Di tengah kepahitan hidup, ia
merasakan indahnya bertemu saudara-saudara seiman seperjuangan. “Saya yang
orang rantau ini jadi punya banyak saudara. Tambah ilmu, tambah saudara.
Bahagia sekali bisa ketemu orang-orang soleh ini,” ujar Pahlawan.
Tahun 2004 ia mulai terlibat di
partai, bahkan kemudian diamanahi menjadi Ketua DPC PKS Pardasuka, lalu Ketua
DPC PKS Bulok. Tahun 2009 Pahlawan dipercaya menjadi Sekretaris Umum DPD PKS
Tanggamus, mendampingi Ketua Umum DPD Heni Susilo, hingga sekarang.
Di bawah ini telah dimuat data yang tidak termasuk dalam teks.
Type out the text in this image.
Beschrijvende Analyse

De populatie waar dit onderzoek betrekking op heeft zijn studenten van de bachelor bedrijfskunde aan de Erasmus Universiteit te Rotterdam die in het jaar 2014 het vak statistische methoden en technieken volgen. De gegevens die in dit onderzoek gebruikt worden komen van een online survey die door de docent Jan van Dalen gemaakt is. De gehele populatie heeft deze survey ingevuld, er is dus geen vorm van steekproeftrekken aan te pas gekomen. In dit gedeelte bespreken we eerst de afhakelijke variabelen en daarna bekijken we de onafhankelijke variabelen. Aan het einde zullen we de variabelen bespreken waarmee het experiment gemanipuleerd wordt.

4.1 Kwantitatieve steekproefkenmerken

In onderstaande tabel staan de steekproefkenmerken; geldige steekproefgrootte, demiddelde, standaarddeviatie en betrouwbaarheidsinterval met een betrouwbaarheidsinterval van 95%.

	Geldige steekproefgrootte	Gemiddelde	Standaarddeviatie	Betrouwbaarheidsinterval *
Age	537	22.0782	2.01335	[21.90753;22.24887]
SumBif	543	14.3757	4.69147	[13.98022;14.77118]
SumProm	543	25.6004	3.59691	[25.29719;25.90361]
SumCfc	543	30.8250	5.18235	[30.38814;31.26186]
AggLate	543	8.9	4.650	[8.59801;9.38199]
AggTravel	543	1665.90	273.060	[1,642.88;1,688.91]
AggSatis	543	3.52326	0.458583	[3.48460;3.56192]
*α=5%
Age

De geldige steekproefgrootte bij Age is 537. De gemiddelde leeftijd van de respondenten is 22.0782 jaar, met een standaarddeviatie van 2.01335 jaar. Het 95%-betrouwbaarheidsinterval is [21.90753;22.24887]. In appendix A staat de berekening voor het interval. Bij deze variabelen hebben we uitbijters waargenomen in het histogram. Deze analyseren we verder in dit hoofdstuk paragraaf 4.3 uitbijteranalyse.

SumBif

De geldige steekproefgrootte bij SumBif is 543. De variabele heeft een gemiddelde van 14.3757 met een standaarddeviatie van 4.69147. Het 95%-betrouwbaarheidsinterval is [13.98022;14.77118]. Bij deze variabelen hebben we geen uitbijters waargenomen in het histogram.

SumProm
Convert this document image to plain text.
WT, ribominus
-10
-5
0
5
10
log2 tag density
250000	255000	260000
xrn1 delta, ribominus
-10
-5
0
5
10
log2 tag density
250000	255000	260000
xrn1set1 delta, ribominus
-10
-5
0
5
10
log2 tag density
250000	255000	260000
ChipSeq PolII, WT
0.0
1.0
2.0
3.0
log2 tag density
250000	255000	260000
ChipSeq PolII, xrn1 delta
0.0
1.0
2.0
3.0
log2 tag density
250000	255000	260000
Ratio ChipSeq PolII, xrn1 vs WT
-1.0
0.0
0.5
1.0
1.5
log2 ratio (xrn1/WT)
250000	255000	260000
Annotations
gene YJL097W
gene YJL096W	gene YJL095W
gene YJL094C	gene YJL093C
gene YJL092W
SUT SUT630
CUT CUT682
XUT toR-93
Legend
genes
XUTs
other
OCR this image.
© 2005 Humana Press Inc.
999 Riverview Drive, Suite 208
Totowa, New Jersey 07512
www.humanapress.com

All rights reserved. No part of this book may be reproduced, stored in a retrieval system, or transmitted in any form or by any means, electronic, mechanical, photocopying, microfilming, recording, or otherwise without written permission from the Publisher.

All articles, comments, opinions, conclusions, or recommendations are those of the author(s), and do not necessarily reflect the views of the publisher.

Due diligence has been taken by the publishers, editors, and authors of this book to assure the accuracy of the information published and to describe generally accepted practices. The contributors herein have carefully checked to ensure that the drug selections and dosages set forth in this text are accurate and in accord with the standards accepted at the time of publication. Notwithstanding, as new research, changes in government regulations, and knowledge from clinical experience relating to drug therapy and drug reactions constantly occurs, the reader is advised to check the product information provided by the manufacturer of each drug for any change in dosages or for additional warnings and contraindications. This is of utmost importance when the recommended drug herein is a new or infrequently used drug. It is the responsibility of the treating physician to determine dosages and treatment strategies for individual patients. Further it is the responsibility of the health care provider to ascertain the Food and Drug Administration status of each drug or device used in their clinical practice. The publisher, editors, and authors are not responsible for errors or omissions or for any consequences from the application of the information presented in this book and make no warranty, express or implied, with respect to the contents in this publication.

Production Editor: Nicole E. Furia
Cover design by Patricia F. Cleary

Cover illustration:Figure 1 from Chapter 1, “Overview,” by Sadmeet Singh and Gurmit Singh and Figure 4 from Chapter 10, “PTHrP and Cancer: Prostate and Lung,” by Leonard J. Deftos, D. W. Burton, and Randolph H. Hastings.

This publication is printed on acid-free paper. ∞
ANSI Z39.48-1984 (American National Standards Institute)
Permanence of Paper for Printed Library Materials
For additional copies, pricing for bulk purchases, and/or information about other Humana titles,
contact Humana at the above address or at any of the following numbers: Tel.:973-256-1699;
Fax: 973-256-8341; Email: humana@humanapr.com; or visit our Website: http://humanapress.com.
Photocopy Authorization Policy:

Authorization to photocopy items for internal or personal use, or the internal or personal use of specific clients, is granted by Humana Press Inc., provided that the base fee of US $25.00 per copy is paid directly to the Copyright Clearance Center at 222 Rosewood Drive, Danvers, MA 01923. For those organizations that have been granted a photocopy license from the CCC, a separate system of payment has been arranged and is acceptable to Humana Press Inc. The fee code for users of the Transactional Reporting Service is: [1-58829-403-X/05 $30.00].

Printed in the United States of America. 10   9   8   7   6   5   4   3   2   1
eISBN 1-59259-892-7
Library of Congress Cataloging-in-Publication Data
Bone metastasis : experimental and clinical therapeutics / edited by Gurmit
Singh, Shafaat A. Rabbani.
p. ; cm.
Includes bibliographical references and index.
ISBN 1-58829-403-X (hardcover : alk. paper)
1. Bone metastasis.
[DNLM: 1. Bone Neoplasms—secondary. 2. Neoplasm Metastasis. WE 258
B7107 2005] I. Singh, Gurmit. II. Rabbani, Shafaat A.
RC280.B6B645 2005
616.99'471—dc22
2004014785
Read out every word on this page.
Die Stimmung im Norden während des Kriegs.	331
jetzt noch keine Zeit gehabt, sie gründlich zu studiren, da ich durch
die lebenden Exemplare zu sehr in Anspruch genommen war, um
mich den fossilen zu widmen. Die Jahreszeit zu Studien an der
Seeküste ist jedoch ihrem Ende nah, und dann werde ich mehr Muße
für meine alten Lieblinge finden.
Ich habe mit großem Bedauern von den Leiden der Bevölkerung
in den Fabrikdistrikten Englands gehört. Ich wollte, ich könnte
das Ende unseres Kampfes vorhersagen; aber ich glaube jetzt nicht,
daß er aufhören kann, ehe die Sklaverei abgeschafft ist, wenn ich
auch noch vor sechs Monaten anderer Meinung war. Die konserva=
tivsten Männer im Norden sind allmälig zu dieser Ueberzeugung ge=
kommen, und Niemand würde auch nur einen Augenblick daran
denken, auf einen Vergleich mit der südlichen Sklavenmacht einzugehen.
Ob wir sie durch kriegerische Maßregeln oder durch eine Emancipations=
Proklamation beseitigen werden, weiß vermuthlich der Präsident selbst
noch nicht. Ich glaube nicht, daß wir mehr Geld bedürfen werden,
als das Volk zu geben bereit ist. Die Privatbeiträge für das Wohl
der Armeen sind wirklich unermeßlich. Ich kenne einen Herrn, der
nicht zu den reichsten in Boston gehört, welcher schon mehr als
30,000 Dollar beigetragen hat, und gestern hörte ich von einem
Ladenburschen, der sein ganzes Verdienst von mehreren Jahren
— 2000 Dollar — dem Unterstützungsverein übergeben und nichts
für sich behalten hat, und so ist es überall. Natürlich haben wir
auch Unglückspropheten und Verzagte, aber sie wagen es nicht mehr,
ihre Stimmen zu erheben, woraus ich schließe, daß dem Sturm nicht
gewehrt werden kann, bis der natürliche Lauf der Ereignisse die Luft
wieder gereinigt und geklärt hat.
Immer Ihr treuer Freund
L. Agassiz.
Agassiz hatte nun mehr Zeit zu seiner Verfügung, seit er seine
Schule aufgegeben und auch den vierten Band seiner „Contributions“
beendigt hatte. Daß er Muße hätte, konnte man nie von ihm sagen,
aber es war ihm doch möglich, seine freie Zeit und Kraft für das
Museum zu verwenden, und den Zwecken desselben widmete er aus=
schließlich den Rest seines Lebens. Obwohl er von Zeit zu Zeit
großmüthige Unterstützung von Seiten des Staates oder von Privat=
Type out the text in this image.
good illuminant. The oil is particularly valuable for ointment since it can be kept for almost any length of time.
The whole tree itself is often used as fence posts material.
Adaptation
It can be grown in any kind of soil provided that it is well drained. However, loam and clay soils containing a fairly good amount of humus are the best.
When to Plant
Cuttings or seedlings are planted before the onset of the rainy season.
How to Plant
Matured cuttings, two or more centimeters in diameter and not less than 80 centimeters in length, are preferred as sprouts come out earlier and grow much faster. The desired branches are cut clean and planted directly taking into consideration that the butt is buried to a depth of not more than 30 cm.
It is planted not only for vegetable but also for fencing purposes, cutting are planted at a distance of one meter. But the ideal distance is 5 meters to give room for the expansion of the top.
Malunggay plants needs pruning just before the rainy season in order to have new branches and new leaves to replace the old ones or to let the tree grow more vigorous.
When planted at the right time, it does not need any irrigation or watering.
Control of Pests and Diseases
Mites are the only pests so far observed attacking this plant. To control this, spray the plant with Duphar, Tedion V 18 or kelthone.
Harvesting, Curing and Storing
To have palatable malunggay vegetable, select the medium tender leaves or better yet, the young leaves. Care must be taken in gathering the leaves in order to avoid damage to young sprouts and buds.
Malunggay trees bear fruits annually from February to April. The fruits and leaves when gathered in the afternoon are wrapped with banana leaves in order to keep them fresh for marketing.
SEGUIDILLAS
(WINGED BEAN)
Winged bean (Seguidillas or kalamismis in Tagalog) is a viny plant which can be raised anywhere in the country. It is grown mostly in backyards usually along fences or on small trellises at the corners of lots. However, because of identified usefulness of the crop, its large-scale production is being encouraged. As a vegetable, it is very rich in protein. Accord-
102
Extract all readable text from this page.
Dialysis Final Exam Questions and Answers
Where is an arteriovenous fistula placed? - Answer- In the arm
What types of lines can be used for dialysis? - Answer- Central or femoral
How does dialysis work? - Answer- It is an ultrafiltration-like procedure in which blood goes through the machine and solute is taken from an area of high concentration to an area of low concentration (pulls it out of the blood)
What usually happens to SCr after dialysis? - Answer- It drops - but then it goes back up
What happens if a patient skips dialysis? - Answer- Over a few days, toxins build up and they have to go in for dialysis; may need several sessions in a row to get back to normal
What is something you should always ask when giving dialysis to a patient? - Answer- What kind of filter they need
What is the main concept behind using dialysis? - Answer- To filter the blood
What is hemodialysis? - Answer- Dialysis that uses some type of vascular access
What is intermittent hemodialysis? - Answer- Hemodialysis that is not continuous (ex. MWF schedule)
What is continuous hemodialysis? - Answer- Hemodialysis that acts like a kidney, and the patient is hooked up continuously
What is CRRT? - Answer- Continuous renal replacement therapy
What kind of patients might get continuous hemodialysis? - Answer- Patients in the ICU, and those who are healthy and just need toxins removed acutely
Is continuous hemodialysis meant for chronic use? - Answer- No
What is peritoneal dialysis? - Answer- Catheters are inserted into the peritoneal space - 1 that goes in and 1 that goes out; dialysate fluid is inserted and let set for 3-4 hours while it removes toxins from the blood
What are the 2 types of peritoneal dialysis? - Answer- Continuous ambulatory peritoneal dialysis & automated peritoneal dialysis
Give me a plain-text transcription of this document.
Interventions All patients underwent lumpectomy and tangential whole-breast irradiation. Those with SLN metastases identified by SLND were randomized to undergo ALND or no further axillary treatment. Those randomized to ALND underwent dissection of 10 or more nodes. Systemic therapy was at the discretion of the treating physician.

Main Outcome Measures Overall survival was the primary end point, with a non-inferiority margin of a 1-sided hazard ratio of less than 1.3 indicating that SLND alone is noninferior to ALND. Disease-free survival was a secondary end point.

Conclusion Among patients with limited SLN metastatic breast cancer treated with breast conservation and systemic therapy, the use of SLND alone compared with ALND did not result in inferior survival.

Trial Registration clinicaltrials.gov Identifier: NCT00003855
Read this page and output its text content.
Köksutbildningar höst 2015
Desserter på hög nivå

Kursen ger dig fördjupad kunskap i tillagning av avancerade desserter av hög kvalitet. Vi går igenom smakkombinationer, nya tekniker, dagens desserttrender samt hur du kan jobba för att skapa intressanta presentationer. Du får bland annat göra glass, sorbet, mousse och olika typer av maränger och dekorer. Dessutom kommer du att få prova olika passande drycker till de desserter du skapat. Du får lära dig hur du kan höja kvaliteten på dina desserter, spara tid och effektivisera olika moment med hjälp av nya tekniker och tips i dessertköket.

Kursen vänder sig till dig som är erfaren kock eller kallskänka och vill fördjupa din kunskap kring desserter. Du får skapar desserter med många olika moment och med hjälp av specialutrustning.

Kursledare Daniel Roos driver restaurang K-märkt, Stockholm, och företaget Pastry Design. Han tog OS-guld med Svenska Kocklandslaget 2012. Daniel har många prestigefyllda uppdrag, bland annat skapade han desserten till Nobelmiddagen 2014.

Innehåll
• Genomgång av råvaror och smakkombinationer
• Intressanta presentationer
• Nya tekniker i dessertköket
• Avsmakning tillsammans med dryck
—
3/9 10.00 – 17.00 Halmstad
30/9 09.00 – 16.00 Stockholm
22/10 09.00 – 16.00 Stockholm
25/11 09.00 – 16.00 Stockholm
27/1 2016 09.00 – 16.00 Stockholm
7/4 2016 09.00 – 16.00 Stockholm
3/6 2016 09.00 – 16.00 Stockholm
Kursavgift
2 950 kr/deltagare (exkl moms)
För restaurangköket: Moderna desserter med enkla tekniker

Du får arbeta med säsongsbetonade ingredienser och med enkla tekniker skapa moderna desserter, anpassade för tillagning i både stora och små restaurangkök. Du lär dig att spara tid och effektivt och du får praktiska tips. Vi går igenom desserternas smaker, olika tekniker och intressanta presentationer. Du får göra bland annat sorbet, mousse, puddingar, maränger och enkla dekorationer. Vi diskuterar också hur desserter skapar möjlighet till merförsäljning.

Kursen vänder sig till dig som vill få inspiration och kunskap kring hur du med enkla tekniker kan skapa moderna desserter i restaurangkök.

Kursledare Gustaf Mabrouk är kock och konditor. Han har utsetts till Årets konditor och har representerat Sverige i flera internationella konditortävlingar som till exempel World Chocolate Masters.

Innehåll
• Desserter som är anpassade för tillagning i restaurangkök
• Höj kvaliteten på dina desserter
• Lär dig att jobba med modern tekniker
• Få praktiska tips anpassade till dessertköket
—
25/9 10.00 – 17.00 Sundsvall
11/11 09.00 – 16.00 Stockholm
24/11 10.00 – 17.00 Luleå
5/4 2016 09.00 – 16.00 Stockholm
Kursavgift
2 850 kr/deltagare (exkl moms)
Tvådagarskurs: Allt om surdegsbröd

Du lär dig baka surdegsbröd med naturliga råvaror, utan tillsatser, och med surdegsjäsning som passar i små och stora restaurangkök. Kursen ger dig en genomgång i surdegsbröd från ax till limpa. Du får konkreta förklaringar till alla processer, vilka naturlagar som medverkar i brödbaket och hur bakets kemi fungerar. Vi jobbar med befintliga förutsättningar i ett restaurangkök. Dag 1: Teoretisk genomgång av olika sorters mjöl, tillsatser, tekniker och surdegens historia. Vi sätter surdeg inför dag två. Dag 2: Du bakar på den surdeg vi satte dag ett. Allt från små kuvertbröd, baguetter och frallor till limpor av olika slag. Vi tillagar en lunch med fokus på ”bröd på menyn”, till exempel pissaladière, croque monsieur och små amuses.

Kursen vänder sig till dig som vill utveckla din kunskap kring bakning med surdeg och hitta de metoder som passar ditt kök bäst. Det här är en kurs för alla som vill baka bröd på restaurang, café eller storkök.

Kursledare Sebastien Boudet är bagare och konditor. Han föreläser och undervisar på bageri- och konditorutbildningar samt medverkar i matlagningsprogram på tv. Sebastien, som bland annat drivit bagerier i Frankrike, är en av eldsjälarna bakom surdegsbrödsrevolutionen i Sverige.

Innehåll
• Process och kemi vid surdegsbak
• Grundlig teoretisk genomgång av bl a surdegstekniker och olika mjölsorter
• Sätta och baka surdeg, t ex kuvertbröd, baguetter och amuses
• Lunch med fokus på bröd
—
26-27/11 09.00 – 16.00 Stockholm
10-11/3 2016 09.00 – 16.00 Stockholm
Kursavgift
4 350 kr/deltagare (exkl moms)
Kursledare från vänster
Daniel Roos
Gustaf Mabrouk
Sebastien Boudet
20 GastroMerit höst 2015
Pemilu 2009
juga mengantarnya menjadi anggota legislatif DPRD Tanggamus yang dilanjutkannya
pada periode 2014-2019 ini.
Bergelut dengan medan dakwah di
daerah, menurut Pahlawan banyak tantangannya. Sebagian yang diingatnya antara
lain saat kurang lebih setahun menjadi murobbi bagi 15 nelayan di Pekon Pantai
Harapan Kecamatan Kelumbayan. “Tempatnya jauh. Dan menuju ke sana harus
melewati sungai yang jika airnya naik (meluap, red.) itu motor harus dipanggul
supaya bisa nyebrang sungai. Dan setiap ke sana praktis harus menginap,” kisah
Pahlawan.
“Pernah juga tiap jadi muwajih
taklim struktur di Pekon Penyandingan, juga di Kecamatan Kelumbayan, itu kita
harus ke puncaknya yaitu Dusun Talong. Jalannya jelek dan sangat berbahaya,
hanya bisa lewat motor GL Pro. Ada tanjakan yang kita beri nama ‘Tanjakan Masya
Allah’ dan jadi ‘makanan’ kita selama setahun,” urainya sambil tertawa. Tak pelak
jatuh, terluka, patah tangan, dan kaki pernah dialami Pahlawan bersama para
da’i blusukan di Kabupaten Tanggamus ini.